Research Interest Demo

Update: just join our discord!

I have created a discord server for people interested in collaborating with the lab. Email me for an invite!

Original post

Hello! It is great to hear that you are interested in doing research :). I love doing research and mentoring people when I have the time. Time and effort are precious limited resources both for mentors and mentees, and I want to respect that for both of us. In order to gauge our fit I ask that you do a “demonstration of interest,” i.e., a small demo project/writeup.

An interest demo might consist of:

A high-level project proposal that outlines the what, how, and why.
A hypothesis, goal, mathematical idea that could help us better understand some aspect of language or language modeling
The results for an initial experiment, with an interpretation and ideas for next steps.

The point of the demo is to show me that you are able to carry out a mostly-independent research project, so I will look for evidence that you have the time, commitment, and required skills to think about interesting problems and hypotheses and engineer experiments to test them. Of course you may have not done research before, so feel free to reach out to me with incomplete demos to get feedback on what might be interesting or worthwhile. Once you have a complete demo, I would be happy to meet to discuss how to move forward. I will do my best to provide guidance as best I can.

Research ideas

Some interesting questions, directions, and project kernels. I will add and revise this list periodically. You do not need to choose a topic from this list, but hopefully this can help give you some ideas. You can also look for inspiration among my posts.

Pretraining data detection

There are existing methods for identifying which data a language model has been trained on. Is it possible to provide guarantees on the accuracy of such methods? Can we come up with new, more effective methods? Can the softmax bottleneck provide any leverage for this?

Evaluating decoding in language models

How can we reliably tell which sampling method is better (e.g., top-k, top-p) for a language model on a task? Is there a mathematically justified way to accurately compare these methods in a fair way? One ideas I have thrown around is an adversarial setting where each decoding method must sample from the set difference of the two methods. However, I’m not sure if this is a fair comparison.
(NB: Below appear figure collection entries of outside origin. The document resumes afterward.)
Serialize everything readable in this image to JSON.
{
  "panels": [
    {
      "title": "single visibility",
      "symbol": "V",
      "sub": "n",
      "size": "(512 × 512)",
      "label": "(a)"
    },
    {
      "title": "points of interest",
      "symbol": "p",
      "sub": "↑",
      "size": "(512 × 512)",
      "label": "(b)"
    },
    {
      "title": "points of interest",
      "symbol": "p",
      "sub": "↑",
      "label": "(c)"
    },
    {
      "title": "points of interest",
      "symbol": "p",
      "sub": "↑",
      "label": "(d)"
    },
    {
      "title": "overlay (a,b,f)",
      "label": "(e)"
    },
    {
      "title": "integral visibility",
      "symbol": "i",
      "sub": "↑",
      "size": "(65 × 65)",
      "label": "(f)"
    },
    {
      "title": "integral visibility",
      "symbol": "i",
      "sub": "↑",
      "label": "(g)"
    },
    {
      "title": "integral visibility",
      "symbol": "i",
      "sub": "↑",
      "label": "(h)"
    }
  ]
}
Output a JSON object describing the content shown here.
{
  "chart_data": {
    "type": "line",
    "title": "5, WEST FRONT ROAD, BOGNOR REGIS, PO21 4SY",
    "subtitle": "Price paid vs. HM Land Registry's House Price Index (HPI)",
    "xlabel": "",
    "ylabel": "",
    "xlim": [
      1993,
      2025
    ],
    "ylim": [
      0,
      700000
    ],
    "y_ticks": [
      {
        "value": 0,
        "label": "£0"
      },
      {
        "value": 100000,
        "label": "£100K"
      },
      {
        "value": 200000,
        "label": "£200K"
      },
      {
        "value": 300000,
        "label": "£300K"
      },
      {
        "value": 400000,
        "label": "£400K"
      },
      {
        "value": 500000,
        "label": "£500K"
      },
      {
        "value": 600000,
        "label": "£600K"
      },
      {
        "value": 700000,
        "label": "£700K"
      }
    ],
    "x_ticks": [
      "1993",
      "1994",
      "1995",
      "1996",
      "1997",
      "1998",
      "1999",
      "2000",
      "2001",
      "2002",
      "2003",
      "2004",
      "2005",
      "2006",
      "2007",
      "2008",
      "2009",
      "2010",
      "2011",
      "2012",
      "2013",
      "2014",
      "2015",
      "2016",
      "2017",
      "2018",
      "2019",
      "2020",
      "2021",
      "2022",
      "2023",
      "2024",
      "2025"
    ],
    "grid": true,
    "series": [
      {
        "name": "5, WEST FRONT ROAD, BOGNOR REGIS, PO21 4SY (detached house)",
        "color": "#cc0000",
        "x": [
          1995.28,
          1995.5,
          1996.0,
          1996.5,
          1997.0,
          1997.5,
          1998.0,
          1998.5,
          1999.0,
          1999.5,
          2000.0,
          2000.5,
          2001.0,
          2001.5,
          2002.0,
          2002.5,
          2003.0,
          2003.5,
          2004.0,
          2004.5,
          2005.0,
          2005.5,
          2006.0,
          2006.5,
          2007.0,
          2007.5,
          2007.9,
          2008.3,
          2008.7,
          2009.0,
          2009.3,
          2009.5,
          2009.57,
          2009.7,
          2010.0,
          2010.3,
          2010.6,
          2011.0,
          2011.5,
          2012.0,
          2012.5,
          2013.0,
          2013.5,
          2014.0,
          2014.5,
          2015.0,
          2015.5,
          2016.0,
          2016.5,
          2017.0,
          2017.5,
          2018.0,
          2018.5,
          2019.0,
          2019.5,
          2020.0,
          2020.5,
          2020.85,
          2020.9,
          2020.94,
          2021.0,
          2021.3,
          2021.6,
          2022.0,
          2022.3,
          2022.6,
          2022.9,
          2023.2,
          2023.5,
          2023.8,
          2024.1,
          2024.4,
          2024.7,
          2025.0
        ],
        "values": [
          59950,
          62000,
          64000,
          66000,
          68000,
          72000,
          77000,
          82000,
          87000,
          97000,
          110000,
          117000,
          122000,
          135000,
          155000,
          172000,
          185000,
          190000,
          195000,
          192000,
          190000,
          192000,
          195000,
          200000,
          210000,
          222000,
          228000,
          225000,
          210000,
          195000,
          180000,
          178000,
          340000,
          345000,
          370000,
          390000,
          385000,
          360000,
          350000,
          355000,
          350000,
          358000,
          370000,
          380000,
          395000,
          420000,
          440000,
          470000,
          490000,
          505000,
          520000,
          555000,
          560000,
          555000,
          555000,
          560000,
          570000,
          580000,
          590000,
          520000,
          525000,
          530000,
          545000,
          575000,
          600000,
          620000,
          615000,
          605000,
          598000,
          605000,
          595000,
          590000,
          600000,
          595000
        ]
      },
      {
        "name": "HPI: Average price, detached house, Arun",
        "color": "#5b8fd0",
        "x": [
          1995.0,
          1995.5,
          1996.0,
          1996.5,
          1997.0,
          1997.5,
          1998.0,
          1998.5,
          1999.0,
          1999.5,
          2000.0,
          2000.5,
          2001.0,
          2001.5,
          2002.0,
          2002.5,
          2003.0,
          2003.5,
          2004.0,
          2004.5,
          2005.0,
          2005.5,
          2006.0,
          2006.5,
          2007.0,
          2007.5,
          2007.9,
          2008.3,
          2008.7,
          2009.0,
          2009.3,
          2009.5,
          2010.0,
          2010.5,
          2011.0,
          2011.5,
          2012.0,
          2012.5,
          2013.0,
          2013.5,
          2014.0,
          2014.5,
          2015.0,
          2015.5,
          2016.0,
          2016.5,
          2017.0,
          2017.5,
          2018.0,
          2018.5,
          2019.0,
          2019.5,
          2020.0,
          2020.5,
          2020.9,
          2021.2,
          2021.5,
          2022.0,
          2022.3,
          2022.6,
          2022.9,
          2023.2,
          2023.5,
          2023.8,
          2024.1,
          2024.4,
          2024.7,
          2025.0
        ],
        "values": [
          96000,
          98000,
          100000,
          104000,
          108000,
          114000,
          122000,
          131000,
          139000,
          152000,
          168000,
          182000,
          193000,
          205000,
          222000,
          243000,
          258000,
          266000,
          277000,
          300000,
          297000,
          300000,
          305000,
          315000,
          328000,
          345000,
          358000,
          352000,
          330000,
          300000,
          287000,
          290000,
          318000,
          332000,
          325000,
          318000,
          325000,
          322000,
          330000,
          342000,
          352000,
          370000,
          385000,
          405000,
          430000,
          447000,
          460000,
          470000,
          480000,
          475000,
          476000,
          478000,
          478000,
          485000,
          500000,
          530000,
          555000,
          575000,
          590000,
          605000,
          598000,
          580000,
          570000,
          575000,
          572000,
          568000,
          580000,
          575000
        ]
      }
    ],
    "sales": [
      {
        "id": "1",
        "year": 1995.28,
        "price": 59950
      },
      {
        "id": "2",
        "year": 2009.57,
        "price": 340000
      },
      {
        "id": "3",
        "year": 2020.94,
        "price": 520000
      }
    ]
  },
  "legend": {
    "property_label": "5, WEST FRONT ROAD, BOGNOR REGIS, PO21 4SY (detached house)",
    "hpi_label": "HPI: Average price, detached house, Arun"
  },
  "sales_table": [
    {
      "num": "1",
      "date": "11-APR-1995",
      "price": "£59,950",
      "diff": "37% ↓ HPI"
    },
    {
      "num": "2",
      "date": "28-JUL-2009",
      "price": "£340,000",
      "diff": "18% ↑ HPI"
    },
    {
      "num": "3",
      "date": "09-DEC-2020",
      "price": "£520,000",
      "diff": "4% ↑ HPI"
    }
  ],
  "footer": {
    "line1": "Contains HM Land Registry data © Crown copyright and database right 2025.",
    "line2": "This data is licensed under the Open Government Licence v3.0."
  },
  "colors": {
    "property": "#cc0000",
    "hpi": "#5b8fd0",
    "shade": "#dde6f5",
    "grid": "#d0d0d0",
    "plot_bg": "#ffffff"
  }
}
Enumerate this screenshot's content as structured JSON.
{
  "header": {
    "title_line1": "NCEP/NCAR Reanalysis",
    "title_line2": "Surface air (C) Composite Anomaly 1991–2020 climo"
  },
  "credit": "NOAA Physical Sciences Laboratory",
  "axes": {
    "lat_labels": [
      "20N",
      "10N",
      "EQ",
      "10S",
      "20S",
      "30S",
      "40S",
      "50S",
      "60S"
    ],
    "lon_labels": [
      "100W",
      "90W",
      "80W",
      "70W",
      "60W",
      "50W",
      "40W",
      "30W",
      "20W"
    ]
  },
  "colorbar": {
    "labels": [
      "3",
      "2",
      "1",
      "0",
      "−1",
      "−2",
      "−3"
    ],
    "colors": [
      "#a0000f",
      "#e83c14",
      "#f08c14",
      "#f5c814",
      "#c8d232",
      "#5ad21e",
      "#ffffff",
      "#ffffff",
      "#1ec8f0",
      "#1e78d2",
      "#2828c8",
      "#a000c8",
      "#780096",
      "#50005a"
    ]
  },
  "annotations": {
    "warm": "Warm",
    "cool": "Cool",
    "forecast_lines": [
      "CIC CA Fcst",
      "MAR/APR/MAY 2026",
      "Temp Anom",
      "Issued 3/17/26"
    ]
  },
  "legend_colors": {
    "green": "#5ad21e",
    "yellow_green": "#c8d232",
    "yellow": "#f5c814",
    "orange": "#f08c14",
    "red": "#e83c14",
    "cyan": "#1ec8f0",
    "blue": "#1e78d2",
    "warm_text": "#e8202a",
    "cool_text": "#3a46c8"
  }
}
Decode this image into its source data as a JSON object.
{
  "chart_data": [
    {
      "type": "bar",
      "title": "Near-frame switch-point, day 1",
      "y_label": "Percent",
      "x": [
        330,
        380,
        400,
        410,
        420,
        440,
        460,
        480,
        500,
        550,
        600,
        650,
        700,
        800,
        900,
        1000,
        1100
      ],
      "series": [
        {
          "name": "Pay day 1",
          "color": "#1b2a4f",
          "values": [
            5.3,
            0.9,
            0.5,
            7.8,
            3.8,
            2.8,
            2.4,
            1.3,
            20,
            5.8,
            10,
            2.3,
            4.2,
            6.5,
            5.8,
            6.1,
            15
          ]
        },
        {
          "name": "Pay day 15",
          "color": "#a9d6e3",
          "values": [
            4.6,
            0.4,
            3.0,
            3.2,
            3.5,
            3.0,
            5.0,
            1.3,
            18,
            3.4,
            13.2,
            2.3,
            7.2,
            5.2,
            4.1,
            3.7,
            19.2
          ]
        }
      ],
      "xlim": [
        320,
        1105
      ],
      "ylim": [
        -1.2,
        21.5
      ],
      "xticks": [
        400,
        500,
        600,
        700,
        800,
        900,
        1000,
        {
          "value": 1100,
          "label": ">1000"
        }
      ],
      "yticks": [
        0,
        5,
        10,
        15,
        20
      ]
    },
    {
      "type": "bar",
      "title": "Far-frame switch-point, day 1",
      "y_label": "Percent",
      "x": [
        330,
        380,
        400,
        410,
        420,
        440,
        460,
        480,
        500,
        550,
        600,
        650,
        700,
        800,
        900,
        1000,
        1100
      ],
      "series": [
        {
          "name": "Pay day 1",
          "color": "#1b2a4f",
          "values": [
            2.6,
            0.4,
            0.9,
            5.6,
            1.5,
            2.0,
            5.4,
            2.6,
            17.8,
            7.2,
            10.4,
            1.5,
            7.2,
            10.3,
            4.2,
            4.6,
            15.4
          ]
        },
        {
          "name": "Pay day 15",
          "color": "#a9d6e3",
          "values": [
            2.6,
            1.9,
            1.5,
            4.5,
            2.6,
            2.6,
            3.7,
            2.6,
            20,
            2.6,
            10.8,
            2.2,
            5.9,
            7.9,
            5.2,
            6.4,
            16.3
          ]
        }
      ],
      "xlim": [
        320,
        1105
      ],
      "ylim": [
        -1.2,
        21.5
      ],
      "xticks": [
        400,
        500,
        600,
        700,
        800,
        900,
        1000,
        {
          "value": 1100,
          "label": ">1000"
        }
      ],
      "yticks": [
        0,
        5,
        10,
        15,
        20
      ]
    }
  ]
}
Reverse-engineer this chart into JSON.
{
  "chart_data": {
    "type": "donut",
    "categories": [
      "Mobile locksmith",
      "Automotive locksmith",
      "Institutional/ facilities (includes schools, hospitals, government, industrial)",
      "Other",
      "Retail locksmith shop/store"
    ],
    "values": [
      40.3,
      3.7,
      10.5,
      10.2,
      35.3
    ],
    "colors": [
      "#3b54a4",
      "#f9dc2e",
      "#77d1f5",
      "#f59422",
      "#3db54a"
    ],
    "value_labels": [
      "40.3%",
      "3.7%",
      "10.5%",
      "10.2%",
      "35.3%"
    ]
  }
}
Error allocation for language models

When a language model suffers from a “softmax bottleneck”, how do they allocate errors? Is there a way to mathematically characterize which tokens will have larger errors than others? My paper “Closing the Curious Case of Neural Text Degeneration” deals with some of these questions, but some of the mathematical ideas could be further developed.

For instance, during the project I thought I might be able to show that SM bottleneck causes log-prob underestimation errors that are not arbitrarily close to 0, but I never got to figuring out if it could be done. I also hypothesize that models will have much larger absolute probability errors on high-probability tokens, but larger absolute log-probability errors on low-probability tokens, but I have not worked out any formal mathematical justification. Lastly, I wonder if models are more likely to underestimate high-probability tokens and overestimate low-probability tokens.

Language model embeddings

How do language models choose their embeddings? Some preliminary experiments suggest that embeddings tend to reside near the surface of a small-radius hypersphere. How could this geometric phenomenon be used to our advantage?

Can the particular choice of embeddings and their linear dependencies be used to identify text generated by a language model with guaranteed accuracy?